Privater Straßenbau bringt Mehrkosten in Milliardenhöhe

Benötigte Zeit zum Lesen
1 Minute
Bisher gelesen

Privater Straßenbau bringt Mehrkosten in Milliardenhöhe

April 11, 2018 - 07:30
Veröffentlicht in:

Der Europäische Rechnungshof sieht - wie der Bundesrechnungshof - keine wesentlichen Vorteile bei ÖPP (öffentlich-private Partnerschaften) im Straßenbau.

Als Sparmodell gefeiert, zum Milliardengrab geworden - die ÖPP Projekte im Straßenbau. (Foto: CC0)

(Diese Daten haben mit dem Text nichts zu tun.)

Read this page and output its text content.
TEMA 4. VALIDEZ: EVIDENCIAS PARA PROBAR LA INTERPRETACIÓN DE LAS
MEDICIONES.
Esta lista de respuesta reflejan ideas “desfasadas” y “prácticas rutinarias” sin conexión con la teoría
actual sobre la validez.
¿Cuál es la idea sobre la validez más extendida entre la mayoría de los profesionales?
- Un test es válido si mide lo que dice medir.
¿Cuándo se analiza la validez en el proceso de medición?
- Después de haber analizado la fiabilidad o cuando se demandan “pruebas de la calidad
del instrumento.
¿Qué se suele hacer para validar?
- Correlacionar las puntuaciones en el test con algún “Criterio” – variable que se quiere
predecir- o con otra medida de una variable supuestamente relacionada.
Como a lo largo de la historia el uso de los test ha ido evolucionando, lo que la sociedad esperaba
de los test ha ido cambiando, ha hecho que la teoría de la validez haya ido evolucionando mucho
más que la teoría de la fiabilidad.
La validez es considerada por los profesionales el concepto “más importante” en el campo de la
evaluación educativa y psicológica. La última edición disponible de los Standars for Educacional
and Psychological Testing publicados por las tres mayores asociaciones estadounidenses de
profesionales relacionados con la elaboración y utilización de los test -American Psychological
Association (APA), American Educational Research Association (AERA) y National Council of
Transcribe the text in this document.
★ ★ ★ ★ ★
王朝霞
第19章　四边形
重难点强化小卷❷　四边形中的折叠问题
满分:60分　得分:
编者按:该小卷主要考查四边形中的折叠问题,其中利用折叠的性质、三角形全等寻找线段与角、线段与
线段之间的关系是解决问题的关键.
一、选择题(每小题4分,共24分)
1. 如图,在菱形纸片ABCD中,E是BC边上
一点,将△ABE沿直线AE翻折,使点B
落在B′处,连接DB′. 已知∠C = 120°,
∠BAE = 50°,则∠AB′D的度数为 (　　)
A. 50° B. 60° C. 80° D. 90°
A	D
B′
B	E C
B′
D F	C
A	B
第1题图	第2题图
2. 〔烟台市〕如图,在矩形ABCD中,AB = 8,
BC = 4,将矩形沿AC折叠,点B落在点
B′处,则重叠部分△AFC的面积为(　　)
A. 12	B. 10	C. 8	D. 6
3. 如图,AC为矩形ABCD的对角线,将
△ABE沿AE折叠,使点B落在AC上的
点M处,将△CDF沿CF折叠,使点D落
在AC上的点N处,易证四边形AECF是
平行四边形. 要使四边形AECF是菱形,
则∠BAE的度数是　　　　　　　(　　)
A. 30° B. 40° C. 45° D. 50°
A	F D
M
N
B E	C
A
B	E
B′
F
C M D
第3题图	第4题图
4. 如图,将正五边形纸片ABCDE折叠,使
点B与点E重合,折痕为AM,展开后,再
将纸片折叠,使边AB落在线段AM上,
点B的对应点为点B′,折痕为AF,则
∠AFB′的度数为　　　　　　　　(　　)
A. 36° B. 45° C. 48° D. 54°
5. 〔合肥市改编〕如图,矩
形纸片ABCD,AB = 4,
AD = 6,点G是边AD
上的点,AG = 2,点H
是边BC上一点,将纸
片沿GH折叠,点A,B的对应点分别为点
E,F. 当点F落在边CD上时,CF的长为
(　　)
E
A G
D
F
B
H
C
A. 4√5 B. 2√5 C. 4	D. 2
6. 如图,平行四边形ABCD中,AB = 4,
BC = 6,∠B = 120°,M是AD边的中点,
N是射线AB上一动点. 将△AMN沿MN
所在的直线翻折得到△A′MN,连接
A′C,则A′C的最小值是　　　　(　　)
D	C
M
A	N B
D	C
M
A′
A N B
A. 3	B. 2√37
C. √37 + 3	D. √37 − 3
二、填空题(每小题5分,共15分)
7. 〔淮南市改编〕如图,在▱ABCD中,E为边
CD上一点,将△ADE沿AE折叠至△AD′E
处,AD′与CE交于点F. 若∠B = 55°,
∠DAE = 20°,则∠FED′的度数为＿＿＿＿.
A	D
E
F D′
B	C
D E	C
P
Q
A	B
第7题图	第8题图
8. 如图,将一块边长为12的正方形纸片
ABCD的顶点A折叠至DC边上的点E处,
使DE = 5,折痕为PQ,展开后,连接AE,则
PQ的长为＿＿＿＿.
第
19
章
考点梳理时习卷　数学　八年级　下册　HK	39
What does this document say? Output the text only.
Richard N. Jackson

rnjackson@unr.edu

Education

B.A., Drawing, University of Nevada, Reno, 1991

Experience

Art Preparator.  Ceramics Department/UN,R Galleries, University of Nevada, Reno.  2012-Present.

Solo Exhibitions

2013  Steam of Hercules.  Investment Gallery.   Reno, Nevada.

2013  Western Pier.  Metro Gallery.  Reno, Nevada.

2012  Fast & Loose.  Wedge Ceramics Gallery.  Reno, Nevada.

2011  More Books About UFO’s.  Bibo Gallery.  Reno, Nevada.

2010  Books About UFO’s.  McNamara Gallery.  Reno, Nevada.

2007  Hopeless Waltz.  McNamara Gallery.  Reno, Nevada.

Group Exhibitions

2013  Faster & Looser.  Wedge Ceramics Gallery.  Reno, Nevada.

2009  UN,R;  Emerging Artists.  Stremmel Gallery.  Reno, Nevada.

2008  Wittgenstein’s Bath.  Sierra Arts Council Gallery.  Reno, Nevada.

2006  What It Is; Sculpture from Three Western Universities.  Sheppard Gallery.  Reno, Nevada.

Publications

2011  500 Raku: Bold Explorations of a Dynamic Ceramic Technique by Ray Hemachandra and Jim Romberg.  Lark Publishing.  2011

In einem vor kurzem veröffentlichten Bericht des Europäischen Rechnungshofs hatte dieser festgestellt, dass öffentliche-private Partnerschaften nicht als "wirtschaftlich tragfähige Option zur Verwirklichung öffentlicher Infrastrukturvorhaben angesehen werden" können. Damit ist nach dem Bundesrechnungshof der zweite, wichtige Rechnungshof zu dem Schluss gekommen, dass die öffentlich privaten nicht wirtschaftlich sind und den Steuerzahler erheblich belasten. Zu einem ähnlichen Ergebnis war bereits der Bundesrechnungshof 2014 gelangt.

Der Grund dafür ist einfach: Die Investoren erwarten eine maximale Rendite. Der Chef der Allianz Lebensversicherung, Markus Faulhaber, sagte vor einiger Zeit auf Nachfrage, dass er sehr gern investieren würde - für einen Zinssatz von sieben Prozent. Geld das der Steuerzahler aufbringen muss und dass in die Kassen der Investoren fließt. Der Bund würde zum gleichen Zeitraum für einen Zinssatz von rund einem Prozent finanzieren, könnte dann aber nicht die Schuldenbremse umgehen.

Sollte es mit den geplanten Renditen nicht klappen, scheuen die Investoren auch nicht den Klageweg. So klagte das Konsortium A1 Mobil, verantwortlich für den Ausbau der A1 zwischen Bremen und Hamburg, auf 645.445.000 Euro Nachzahlung. Geld, das der Steuerzahler aufbringen muss. Dabei hatte Lutz Hoffmann, ein Direktor des Konsortiums, vorher immer behauptet, dass es keine späteren Nachforderungen geben würde.

Jetzt hat der Europäische Rechnungshof zwölf von der EU kofinanzierte Projekte in Frankreich, Griechenland, Irland und Spanien untersucht. Allein die fünf in Spanien und Griechenland geprüften ÖPP führten zu Mehrkosten in Höhe von 1,5 Milliarden Euro.

Mittlerweile fordert sogar der Zentralverband Deutsches Baugewerbe die Einstellung der ÖPP Projekte. Laut Aussagen des Hauptgeschäftsführers Felix Pakleppa „schränken ÖPP Projekte den Wettbewerb ein und schwächen die Vergabeposition der öffentlichen Hand. Der Zeitaufwand für die Vergabe ist wesentlich höher als bei konventionellen Vergaben. Hinzu kommen erhebliche Ineffizienzen in Form von Verzögerungen und Baukostensteigerungen."